Liquid Instruments offers three hardware types powered by Field Programmable Gate Arrays (FPGAs), chips that allow each instrument to offer various engineering instruments from downloadable software.
The technology for the Moku devices was first developed by Shaddock at the Jet Propulsion Lab for the Gravity Recovery and Climate Experiment Follow-on (GRACE-FO) mission.
“When we had that technology, we thought, ‘You know, we can use this technology and if somebody built this thing, I would buy it,’” he said.
Liquid Instruments’ early products were useful for engineers in lasers, optics and other advanced fields, like Shaddock and the JPL team that first built the tech.
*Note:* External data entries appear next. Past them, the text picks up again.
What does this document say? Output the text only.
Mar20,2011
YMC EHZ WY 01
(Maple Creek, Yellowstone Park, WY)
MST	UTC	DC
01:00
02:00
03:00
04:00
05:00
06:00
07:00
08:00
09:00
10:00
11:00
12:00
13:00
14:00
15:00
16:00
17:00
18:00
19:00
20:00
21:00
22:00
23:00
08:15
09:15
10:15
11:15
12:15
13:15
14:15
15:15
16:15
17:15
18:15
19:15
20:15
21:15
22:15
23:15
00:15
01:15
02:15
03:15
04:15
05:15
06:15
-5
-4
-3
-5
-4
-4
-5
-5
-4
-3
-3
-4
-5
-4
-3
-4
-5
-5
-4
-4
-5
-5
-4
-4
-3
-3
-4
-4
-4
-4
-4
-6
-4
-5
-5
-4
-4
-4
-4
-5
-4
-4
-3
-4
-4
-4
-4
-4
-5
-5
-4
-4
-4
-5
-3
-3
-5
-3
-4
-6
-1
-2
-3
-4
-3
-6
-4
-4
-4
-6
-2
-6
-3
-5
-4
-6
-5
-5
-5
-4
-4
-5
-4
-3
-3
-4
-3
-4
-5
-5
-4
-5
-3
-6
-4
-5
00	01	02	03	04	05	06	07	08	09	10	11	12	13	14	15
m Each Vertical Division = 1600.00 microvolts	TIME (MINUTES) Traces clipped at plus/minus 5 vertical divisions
With the new funding, Shaddock hopes to further expand Liquid Instruments’ reach into other markets.
“What this funding will allow us to do is really grow out of that fairly niche area of high-end R&D into the much larger industrial space,” he said.
The company has also set its eyes on the roughly 5 million students in undergraduate engineering programs around the world and scaling up production of its more affordable units.
“It’s a pretty sizeable market opportunity and we think they deserve better than what they’re getting now,” Shaddock said.
Liquid Instruments is also going to invest some of the funds toward cloud computing R&D that will allow for quick edge computing capabilities in Moku devices, including the capability for engineers to create their own instruments.
“It’s kind of like a studio where you don’t have to wait for our own engineers to build the next instrument and release it by a software update, you can build it yourself,” Shaddock said.
Acorn Capital CEO Robert Routley said his investment group sees “tremendous potential” for Liquid Instruments’ platform to grow and evolve to meet the needs of many industries over time.
“Liquid Instruments’ Australian-developed software-defined approach is the manifestation of an ambitious plan targeting a vital market that has suffered from a deficit of innovation and imagination,” he said. “Liquid Instruments is well positioned to execute on its expansion strategy and disrupt the test and measurement sector and lead the industry through the much-needed transition from hardware to software.”
CEO: Daniel Shaddock
Business: Manufacturer of tests and measurements hardware and software
Headquarters: Solana Beach
Revenue: $50 million in capital raised
Employees: 60 worldwide, 25 in U.S.
Notable: Liquid Instruments’ tech was first developed at the Jet Propulsion Lab.